OHDSI / DatabaseConnector

An R package for connecting to databases using JDBC.
http://ohdsi.github.io/DatabaseConnector/
54 stars 80 forks source link

Error in uploading vocabularies csv files in BigQuery #201

Closed Shalini-3 closed 1 year ago

Shalini-3 commented 2 years ago

Dear Team,

I am using the R script to upload ATHENA generated csv files into BigQuery. I have followed the discussion taken the R code from The R package to upload ATHENA-generated vocabulary csv files into DB and https://github.com/ABMI/OmopVocaManager.

I am not facing any error but the vocabularies are not loaded either. May I ask , if we can load via SQL using BQ commands and not do it using R?

konstjar commented 2 years ago

@Shalini-3 Unfortunately, it's not possible to import ATHENA CSV files directly in BQ with bq load --source_format=CSV command.

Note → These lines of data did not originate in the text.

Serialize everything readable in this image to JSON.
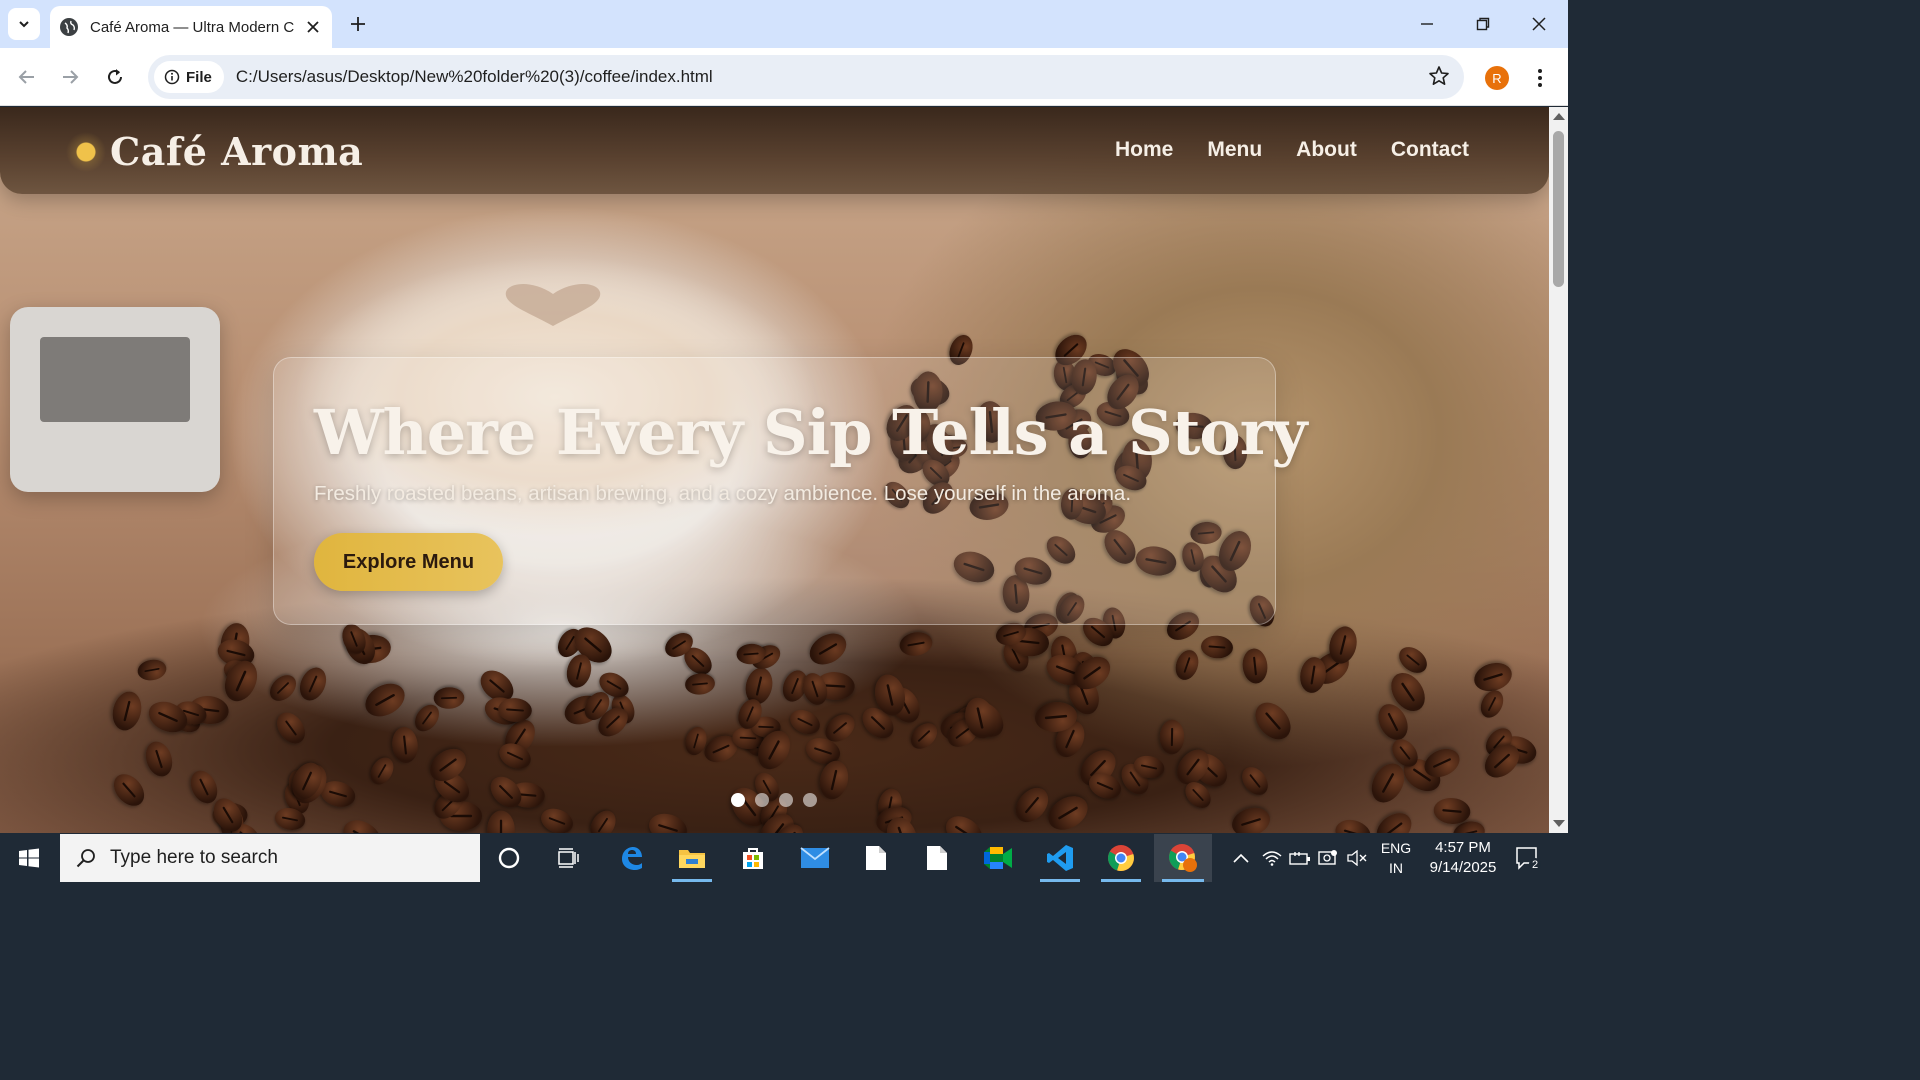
{
  "browser": {
    "tab_title": "Café Aroma — Ultra Modern Co",
    "address_chip": "File",
    "url": "C:/Users/asus/Desktop/New%20folder%20(3)/coffee/index.html",
    "profile_initial": "R"
  },
  "site": {
    "brand": "Café Aroma",
    "nav": [
      "Home",
      "Menu",
      "About",
      "Contact"
    ],
    "hero": {
      "title": "Where Every Sip Tells a Story",
      "subtitle": "Freshly roasted beans, artisan brewing, and a cozy ambience. Lose yourself in the aroma.",
      "cta_label": "Explore Menu"
    },
    "slider_dots": 4,
    "active_slide": 1,
    "accent_color": "#e0b53e"
  },
  "taskbar": {
    "search_placeholder": "Type here to search",
    "language_line1": "ENG",
    "language_line2": "IN",
    "time": "4:57 PM",
    "date": "9/14/2025",
    "notification_count": "2",
    "pinned_apps": [
      "cortana",
      "task-view",
      "edge",
      "file-explorer",
      "microsoft-store",
      "mail",
      "file",
      "file",
      "meet",
      "vscode",
      "chrome",
      "chrome-profile"
    ]
  }
}
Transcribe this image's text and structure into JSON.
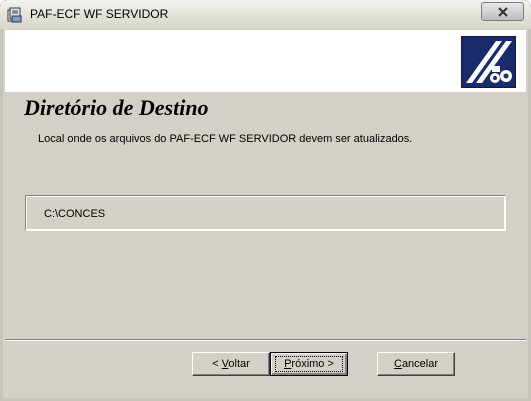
{
  "window": {
    "title": "PAF-ECF WF SERVIDOR",
    "close_icon": "close-icon",
    "app_icon": "installer-icon"
  },
  "header": {
    "logo_icon": "brand-logo"
  },
  "page": {
    "title": "Diretório de Destino",
    "description": "Local onde os arquivos do PAF-ECF WF SERVIDOR devem ser atualizados."
  },
  "destination": {
    "path": "C:\\CONCES"
  },
  "buttons": {
    "back": {
      "prefix": "< ",
      "accel": "V",
      "rest": "oltar"
    },
    "next": {
      "accel": "P",
      "rest": "róximo >"
    },
    "cancel": {
      "accel": "C",
      "rest": "ancelar"
    }
  },
  "colors": {
    "title_bar": "#e5e4dd",
    "dialog_face": "#d4d0c8",
    "logo_bg": "#1a2b6b"
  }
}
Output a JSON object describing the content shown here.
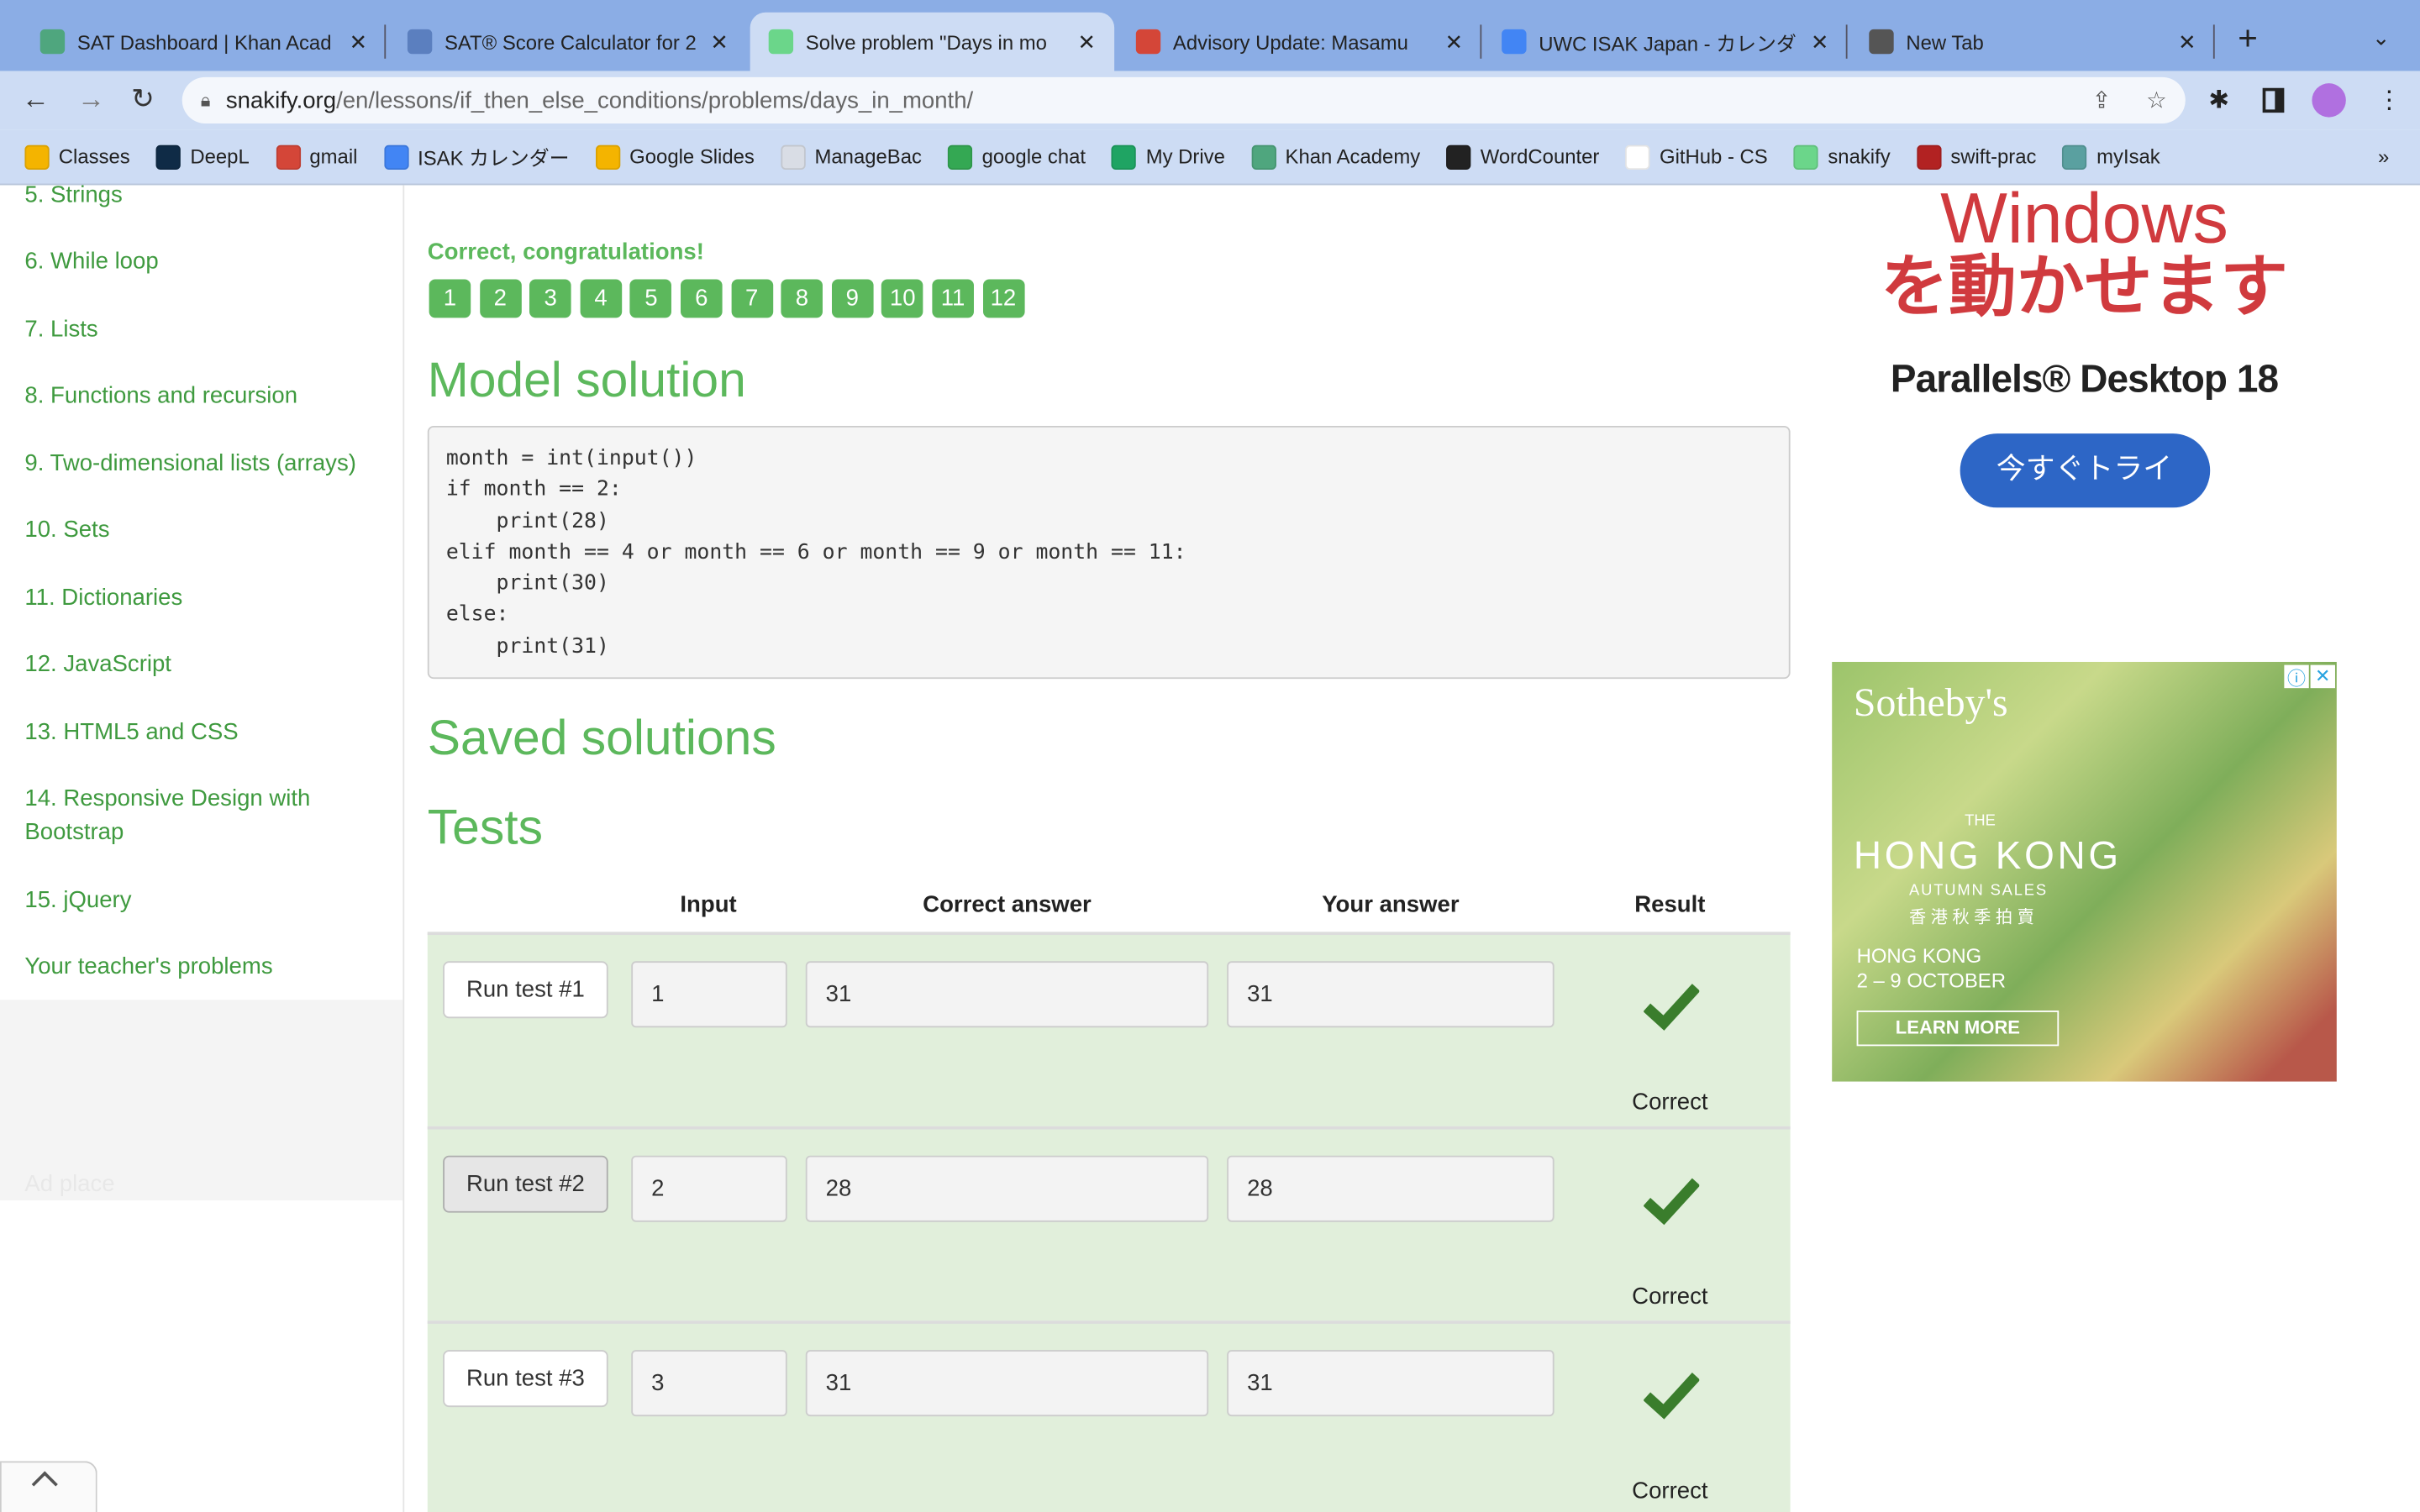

The problem is in dates. BQ does not understand the date format in files and there is/was no way to specify date format.

Our solution was to implement this flow: CSV -> PostgreSQL -> CSV -> GCP Bucket -> BQ (with "bq load" command). Since we did it last year, maybe 'bq load' got some support for date parsing.

schuemie commented 2 years ago

@konstjar : I think the question is why DatabaseConnector::insertTable(), as used in OmopVocaManager, is not working for BQ. So this does not appear to be a question about bq load?

konstjar commented 2 years ago

@schuemie Yes, I answered the second question but the root cause should be investigated. I'm going to check in test environment and see where problem comes from.

@Shalini-3 Could you please share what version of BigQuery JDBC Driver you use?

Shalini-3 commented 2 years ago

@konstjar @schuemie I am using 1.2.23.1027 version of BigQuery JDBC Driver.

ablack3 commented 2 years ago

Here is a reprex showing that insertTable is not working for bigquery. I don't know the root cause of the error but it looks like a bug to me.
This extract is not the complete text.